1. Exhale Completely
"The whole point of most core exercises is to teach your body to protect your spine by not overextending your back," says Kechijian. "Exhaling completely before you do an exercise sets your rib cage down, not flared out, which is the best position to save your spine and activate your abs."
Before any core move, exhale completely so your ribs are "down" and maintain that rib position throughout the move. Breathe deeply in that position while you are doing the exercise.
2. Count Breaths, Not Reps
Huffing and puffing during your core workout only actives the outer muscles.
"Doing relaxed, deep breaths allows your body to activate and strengthen your deep core," says Kechijian. "Working those muscles, such as your transversus abdominus and pelvic floor, provides more stability, which can make your body more efficient at performing nearly all physical tasks."

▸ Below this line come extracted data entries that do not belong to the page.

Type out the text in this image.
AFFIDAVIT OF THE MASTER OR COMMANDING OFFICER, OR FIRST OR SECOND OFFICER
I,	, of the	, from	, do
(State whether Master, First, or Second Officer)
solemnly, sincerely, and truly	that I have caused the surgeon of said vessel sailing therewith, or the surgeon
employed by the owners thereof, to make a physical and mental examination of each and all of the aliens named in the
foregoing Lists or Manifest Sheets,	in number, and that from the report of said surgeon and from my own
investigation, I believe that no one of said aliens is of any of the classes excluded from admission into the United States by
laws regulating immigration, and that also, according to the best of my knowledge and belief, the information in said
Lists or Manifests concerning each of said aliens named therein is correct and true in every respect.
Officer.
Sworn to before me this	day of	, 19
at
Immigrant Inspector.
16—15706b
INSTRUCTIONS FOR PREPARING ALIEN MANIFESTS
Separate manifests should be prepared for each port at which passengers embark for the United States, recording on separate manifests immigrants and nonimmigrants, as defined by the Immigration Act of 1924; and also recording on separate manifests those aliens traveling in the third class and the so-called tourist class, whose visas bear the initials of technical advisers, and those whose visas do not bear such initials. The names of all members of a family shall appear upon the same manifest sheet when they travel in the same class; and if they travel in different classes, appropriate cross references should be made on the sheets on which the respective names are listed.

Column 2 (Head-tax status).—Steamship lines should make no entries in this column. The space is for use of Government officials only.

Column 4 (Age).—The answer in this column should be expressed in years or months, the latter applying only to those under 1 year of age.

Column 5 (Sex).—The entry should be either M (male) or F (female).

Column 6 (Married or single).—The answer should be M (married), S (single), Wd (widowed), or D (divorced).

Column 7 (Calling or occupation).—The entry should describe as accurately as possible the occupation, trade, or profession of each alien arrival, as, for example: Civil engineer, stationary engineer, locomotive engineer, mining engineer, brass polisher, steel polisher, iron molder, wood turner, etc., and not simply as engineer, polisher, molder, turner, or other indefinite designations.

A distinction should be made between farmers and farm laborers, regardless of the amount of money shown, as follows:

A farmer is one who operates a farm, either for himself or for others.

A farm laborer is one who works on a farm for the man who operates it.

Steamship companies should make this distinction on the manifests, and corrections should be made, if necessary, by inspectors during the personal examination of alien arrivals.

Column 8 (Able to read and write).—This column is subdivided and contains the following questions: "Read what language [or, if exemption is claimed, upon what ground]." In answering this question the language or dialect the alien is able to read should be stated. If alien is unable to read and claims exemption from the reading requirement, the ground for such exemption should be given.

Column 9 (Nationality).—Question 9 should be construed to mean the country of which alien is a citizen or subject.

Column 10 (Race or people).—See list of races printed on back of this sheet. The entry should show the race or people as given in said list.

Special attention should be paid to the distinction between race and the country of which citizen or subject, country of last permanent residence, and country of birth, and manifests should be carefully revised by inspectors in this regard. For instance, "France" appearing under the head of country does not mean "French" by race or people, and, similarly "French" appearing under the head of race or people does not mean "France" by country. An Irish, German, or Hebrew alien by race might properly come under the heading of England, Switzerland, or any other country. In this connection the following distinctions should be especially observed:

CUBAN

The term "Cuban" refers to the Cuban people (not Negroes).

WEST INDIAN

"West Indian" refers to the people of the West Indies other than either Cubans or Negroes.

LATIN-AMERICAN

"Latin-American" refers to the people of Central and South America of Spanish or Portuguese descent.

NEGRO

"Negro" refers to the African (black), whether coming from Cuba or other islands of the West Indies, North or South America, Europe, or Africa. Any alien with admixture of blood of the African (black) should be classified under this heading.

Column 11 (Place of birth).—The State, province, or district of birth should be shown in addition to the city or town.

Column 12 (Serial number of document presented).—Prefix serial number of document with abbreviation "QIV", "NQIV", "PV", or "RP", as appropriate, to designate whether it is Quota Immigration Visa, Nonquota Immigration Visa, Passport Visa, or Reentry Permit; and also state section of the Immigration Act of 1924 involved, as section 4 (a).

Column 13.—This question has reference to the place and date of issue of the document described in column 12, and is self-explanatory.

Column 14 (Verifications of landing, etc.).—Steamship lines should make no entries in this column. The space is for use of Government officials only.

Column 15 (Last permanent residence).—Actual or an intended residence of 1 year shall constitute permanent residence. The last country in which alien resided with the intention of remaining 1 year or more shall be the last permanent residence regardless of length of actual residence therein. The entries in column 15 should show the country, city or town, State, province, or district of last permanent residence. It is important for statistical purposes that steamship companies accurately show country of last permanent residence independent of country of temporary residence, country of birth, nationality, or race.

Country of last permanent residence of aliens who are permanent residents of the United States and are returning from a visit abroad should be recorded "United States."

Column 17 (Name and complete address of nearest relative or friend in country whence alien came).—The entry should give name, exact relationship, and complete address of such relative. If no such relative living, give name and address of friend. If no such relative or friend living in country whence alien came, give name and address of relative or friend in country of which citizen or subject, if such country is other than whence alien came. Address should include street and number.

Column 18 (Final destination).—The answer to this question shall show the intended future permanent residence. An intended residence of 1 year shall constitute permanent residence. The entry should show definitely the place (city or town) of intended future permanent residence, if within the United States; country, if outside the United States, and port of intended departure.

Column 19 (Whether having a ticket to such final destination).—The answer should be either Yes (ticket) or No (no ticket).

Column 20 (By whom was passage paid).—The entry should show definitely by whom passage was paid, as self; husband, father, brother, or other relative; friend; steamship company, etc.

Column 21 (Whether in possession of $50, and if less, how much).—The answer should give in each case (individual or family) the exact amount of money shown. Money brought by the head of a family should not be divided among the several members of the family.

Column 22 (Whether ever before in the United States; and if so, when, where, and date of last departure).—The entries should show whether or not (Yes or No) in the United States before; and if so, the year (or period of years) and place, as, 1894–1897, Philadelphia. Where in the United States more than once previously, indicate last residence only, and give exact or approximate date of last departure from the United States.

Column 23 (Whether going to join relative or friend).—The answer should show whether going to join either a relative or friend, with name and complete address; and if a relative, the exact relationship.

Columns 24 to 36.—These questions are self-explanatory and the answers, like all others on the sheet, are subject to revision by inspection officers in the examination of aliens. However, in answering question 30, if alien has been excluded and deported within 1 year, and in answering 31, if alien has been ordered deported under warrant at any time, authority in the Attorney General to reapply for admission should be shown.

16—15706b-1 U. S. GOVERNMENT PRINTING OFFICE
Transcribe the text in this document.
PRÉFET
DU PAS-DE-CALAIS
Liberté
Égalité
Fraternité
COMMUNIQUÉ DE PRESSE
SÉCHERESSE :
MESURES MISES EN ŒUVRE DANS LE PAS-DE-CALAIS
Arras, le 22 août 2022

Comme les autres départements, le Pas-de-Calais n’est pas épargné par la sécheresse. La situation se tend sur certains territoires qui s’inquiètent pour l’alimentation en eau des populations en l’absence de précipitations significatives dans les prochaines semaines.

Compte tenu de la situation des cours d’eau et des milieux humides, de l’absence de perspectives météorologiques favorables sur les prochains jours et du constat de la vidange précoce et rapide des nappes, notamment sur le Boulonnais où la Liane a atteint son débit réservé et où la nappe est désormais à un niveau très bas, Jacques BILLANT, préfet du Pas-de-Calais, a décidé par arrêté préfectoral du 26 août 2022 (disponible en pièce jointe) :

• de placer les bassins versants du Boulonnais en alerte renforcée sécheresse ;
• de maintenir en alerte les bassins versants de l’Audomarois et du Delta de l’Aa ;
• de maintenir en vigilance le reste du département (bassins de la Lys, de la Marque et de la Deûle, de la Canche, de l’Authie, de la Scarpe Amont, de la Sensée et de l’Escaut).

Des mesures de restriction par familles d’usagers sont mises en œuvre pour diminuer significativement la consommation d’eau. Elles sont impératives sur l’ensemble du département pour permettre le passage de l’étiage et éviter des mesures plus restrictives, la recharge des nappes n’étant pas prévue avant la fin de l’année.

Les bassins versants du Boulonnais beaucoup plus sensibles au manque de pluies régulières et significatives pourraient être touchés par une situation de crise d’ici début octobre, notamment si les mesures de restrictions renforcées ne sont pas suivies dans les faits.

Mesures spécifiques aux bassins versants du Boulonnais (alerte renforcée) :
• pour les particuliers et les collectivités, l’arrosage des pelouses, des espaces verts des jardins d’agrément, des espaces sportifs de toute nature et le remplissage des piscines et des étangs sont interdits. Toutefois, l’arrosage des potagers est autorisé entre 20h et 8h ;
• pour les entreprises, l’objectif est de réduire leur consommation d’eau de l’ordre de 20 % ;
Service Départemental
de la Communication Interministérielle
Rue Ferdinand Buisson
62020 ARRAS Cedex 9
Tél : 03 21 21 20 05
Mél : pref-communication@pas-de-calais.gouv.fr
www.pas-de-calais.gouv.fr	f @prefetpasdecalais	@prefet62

When you plank, hold the position for deep breaths instead of seconds. Attempt to fill your entire torso with air with each breath and then forcefully blow it out. If you are breathing deeply enough, your lower back and sides will expand, not your chest, each time you inhale.
3. Round Your Upper Back
Believe it or not, it is beneficial to round your upper back when you are doing your floor based core exercises.
"Most people have tight upper backs. Rounding your upper back and breathing in that position releases tension and loosens those muscles, which can help you avoid injury," says Kechijian.
Think about pushing your sternum into the ceiling, then breathe, trying to fill your upper lungs with air.